Halloween Pretzel Wands
Recipe by Gwynn Galvin, www.SwirlsOfFlavor.com
Ingredients
Assorted colored sugars (such as orange, black and green) or Halloween sprinkles
1 cup white chocolate chips
12 pretzel rods
Directions
Arrange assorted colored sugars (such as orange, black and green) or Halloween sprinkles on parchment paper or a cutting board. In a microwave safe bowl, microwave white chocolate chips at 50% power for 1 minute. Stir and microwave in additional 10-second intervals until smooth and melted, stirring after each interval. Dip top third of 12 pretzel rods into melted chocolate; shake off excess chocolate and then roll pretzel in the sugars or sprinkles. If the melted chocolate gets too thick, return it to the microwave and heat at 50% power in 10-second intervals. (You can also stir in about a teaspoon of vegetable oil to loosen up the warm chocolate.) Arrange the chocolate-dipped pretzels on waxed or parchment paper and let stand until the chocolate has set, at least 30 minutes.

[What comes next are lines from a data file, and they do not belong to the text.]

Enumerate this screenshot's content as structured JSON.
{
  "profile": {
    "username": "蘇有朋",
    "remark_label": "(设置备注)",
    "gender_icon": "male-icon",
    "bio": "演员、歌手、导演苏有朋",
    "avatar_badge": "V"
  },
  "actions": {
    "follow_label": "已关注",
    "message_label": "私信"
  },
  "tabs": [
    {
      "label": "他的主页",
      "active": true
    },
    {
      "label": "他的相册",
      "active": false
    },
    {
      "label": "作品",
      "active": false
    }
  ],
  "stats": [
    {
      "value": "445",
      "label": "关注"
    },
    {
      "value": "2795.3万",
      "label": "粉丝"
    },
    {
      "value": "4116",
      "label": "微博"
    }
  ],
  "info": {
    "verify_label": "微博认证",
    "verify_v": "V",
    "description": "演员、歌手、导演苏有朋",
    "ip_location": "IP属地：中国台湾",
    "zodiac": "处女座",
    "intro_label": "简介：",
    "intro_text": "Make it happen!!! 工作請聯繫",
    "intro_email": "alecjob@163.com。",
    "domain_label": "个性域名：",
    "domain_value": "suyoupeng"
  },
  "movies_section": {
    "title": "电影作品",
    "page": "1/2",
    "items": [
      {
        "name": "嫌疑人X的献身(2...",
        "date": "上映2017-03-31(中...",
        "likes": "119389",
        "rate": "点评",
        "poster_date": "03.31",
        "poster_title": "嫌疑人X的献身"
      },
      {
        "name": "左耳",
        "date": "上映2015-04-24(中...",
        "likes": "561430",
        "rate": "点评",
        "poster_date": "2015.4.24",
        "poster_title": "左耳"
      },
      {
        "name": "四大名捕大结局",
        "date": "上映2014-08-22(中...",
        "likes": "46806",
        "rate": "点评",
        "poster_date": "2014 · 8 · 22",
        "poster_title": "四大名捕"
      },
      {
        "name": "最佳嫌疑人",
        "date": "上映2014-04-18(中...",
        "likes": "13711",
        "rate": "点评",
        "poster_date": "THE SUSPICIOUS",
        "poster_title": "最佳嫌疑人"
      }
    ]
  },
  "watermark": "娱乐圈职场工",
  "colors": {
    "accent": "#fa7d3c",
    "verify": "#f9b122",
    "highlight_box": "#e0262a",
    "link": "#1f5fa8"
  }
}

Shopping list: canned reduced-sodium black beans, canned no-salt-added diced tomatoes, butter, onions, garlic, coarse salt, pepper, cumin, unsalted chicken broth, canned pure pumpkin, reduced-fat sour cream, bread and cheese for sandwiches, baby carrots, assorted colored sugars (orange, black and green) or Halloween sprinkles, white chocolate chips, pretzel rods.
Saturday
Prepare Steak with Peppercorn Wine Sauce for your lucky guests.
Steak with Peppercorn Wine Sauce
Ingredients
4 beef round or tenderloin steaks (cut 1-inch thick)
1 1/2 teaspoons cornstarch
1 cup lower-sodium beef broth
1/8 teaspoon dried thyme
1 small bay leaf
2 tablespoons dry red wine
1/8 teaspoon crushed peppercorns
Directions
Heat a large heavy skillet on medium for 5 minutes. Place round or tenderloin steaks in skillet and cook 8 to 10 minutes for rare to medium, turning once. Meanwhile, in a small pan, dissolve cornstarch in beef broth. Bring to a boil and cook 1 minute or until slightly thickened. Stir in dried thyme and bay leaf. Reduce heat to medium; cook 5 minutes or until mixture is reduced to 1/2 cup. Stir in red wine and crushed peppercorns; cook 3 minutes. Remove bay leaf. Spoon sauce over steaks.
Serve with: Steamed red potatoes and a romaine salad. Add whole-grain rolls. Buy a lemon meringue pie for dessert.
Shopping list: beef round or tenderloin steaks, cornstarch, lower-sodium beef broth, dried thyme, bay leaf, dry red wine, peppercorns, red potatoes, romaine lettuce, whole-grain rolls, lemon meringue pie.